关键词 > Excel代写

4407 Assignment 2 2024

发布时间:2024-05-23

Hello, dear friend, you can consult us at any time if you have any questions, add WeChat: daixieit

Assignment 2 2024

This assignment will involve creating two Shell scripts, which will use Unix tools and/or calls to other Shell scripts. The top-level scripts has been given specific names. Please make sure you use those script names, as these are the names which the testing software will use to test your script.

Put the top level scripts, plus any other scripts which you have created, into a directory, and then zip the directory, so your submission is a single package consisting of a zip file. An alternative is to use the Linux program tar to create a tar file from the directory. Submit the zip or tar file via cssubmit. No other file format will be accepted.

Measuring World Happiness

The idea of measuring the happiness across a nation started in Bhutan, which added Gross National Happiness, as a goal of government, to its constitution in 2008, as a response to the conventional Gross Domestic Product]. This was supported by a resolution of the United Nations in 2011, inviting Member States to share policies which aim to promote this goal. Since 2012, the Gallup organisation has been measuring happiness, understood as “satisfaction with one’s life”, via a series of world-wide polls, which ask respondents to rate their life satisfaction on a ladder from 0 (living worst life) to 10 (living best life) - the Cantril ladder.

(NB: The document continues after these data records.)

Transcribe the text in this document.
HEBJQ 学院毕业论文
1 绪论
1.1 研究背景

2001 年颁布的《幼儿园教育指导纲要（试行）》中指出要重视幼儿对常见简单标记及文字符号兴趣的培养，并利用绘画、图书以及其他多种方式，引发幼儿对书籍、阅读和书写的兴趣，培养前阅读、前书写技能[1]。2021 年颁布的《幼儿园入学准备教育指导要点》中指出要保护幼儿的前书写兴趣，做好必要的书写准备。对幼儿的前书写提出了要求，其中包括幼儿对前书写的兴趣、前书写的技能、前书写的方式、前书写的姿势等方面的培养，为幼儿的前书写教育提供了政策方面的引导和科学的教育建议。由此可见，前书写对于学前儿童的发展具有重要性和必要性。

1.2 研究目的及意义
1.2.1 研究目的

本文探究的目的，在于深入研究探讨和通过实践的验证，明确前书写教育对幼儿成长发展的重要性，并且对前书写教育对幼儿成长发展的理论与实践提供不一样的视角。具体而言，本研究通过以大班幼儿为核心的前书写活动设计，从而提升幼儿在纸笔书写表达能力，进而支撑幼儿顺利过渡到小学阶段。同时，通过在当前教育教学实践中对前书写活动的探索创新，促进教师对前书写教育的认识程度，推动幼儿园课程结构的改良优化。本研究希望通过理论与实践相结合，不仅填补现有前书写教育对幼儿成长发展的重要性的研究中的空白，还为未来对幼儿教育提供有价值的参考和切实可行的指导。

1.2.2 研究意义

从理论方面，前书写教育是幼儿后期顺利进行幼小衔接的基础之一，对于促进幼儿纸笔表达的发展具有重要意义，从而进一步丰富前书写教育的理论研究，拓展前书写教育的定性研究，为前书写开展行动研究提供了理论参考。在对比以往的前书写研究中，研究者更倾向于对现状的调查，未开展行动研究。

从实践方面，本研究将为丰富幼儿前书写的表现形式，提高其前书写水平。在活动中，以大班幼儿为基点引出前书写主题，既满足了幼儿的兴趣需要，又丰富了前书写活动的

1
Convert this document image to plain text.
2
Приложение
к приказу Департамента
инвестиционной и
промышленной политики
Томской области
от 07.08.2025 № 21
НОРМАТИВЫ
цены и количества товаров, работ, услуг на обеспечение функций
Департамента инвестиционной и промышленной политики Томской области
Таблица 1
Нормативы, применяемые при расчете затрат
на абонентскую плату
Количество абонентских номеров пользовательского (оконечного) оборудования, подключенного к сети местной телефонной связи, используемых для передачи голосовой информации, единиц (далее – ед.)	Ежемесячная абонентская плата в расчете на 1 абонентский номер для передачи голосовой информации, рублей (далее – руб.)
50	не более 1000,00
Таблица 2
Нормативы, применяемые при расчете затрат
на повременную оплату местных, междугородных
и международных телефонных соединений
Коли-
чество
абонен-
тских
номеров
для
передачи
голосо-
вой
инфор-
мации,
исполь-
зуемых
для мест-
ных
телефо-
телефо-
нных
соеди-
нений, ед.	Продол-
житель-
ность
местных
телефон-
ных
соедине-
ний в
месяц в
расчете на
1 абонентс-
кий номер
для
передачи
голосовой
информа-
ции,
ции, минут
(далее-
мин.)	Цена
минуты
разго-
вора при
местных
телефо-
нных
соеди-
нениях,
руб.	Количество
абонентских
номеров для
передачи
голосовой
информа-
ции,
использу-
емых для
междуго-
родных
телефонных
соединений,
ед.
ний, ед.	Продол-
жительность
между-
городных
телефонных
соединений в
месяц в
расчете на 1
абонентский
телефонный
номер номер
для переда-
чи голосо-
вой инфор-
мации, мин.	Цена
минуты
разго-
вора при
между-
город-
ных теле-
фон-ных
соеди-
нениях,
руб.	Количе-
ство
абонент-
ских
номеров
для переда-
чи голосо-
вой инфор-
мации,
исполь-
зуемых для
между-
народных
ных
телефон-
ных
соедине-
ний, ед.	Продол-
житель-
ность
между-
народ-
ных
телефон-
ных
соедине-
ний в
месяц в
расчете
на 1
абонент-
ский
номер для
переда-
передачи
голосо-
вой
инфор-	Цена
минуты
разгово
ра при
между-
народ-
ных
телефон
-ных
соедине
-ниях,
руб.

The Data for this Assignment

Our World in Data is a truly excellent resource for high quality data across a wide range of topics. For example, during acute phase of the Covid19 pandemic, Our World in Data created and hosted many analyses of Covid19 disease data.

Relevant to this assignment are three, linked datasets from the Gallup world happiness surveys, averaged by country for a range of years, and then aligned with data from national sources related to GDP, homicide rates per 100,000 population, size of the population, and life-expectancy. Linked below, lightly cleaned tab separated file (.tsv) versions

• gdp-vs-happiness.tsv

• homicide-rate-unodc.tsv

• life-satisfaction-vs-life-expectancy.tsv

What you are to implement

This assignment mirrors some of the steps required for any data-science analysis. In particularly, you will be implementing a data-cleaning stage and an analysis stage.

Data Cleaning

You are to create a top level Bash script, called cantril_data_cleaning (Note: No suffix!), which will use Bash plus Shell tools, to clean the data. cantril_data_cleaning expects three .tsv files corresponding to the three files from Our World in Data. The input files may be in any order. The output is expected to be a tab-separated data directed, as before, to standard output.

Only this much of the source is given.